Here is an experiment to do.... repeat this, but with just one application (Fritz Chess) because this app allows you to specify the number of threads spawn.

Do it for 1, 2, 3, and 4 threads. Then turn everything on (all modules, clusters, cores what ever you want to call them), and do the same runs for 1, 2, 3, 4, 5, 6, 7 and 8 threads and plot the scaling vs thread for the three different configurations.
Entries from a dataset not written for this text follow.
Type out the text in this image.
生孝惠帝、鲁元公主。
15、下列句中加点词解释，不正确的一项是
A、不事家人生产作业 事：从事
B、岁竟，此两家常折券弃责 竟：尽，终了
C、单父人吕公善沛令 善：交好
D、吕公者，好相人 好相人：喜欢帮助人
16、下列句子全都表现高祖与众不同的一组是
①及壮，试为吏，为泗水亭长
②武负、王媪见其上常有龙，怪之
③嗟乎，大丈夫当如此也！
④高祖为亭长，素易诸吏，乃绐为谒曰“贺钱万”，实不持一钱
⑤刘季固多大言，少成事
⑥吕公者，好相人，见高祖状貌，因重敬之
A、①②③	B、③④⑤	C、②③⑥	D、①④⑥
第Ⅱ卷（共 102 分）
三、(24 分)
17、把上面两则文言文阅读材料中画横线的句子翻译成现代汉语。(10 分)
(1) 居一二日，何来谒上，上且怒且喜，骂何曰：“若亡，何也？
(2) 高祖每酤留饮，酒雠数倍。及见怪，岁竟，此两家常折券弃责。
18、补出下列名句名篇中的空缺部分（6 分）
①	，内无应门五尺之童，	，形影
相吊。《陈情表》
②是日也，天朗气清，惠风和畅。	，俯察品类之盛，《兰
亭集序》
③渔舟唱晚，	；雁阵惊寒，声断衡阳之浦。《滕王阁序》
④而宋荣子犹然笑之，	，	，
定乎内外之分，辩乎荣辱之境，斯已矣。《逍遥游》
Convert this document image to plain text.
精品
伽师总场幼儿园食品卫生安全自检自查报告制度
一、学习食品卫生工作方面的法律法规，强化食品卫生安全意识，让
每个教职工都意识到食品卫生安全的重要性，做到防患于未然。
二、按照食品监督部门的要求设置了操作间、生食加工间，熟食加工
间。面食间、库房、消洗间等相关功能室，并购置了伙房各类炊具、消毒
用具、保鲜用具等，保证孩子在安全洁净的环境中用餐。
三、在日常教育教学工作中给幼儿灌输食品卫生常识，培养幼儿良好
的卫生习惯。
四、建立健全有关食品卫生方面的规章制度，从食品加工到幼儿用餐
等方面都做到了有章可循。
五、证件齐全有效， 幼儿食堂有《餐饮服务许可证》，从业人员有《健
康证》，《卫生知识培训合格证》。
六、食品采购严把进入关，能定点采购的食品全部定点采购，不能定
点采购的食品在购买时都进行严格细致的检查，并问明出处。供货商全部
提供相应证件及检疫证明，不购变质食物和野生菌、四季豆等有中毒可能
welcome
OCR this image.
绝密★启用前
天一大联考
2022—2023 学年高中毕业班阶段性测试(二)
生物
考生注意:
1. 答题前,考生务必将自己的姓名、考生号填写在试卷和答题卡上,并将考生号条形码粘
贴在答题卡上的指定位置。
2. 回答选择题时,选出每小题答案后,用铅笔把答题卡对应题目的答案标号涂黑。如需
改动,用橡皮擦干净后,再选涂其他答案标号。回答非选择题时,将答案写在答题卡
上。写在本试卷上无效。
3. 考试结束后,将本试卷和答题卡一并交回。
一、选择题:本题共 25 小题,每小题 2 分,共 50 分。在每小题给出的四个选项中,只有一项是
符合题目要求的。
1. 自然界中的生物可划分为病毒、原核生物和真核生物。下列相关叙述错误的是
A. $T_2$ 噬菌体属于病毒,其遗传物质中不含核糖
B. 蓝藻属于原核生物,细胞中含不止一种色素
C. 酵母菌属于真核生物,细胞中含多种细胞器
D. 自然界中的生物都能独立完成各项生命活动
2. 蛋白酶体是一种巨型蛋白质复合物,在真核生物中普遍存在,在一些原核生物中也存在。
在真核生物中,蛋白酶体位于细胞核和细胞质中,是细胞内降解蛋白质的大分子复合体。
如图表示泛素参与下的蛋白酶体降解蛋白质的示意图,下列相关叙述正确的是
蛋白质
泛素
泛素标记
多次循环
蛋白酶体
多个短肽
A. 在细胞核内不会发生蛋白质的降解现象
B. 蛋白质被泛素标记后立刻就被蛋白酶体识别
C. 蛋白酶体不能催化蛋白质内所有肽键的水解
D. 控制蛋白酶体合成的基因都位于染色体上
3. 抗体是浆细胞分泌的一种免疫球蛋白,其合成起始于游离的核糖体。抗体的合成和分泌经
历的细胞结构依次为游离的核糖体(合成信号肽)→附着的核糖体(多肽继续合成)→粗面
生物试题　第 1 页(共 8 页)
You will find that the fritz run for 1 thread will not be different regardless of how you configure the modules, clusters, cores (again, call them whatever you want to call them).

jack
Jack, hardware.fr already tried something along those lines with 4m/4t and 2m/4t ,both with Turbo on. In 1st case maximum turbo for all 4 "threads" is 3.9Ghz since all modules are running. In second case it's 4.2Ghz across 2 modules(4 threads). The % difference in Turbo clock(~7%) is not nearly enough to make up for sharing losses as can be seen here:
http://www.hardware.fr/articles/842-...windows-8.html
IMG0033836.gif

4m/4t is 26% faster(!) than 4m/2t at fixed 3.6Ghz and 15% faster when both are running their maximum Turbo modes allowed. Now comes the power draw story.
If you look at the power draw you will see the faster config is 20% more power hungry and I suspect this is the reason why AMD didn't configure the core priorities in that way. I think when PD arrives,power draw will go down sufficiently in order to schedule the threads the faster way and still get good power numbers. Still,with present BD core, for 20% more power you gain 26% more performance this way,not a bad tradeoff. If GloFo would get their act together and make possible for AMD to produce 3.6Ghz 5 module PD core with this thread affinity capability,this thing could very well be significantly more powerful than Thuban ,even in ST at fixed clock and noticeably more powerful than BD in both ST and MT with both Turbo on and off.

By the way,great thread DGLee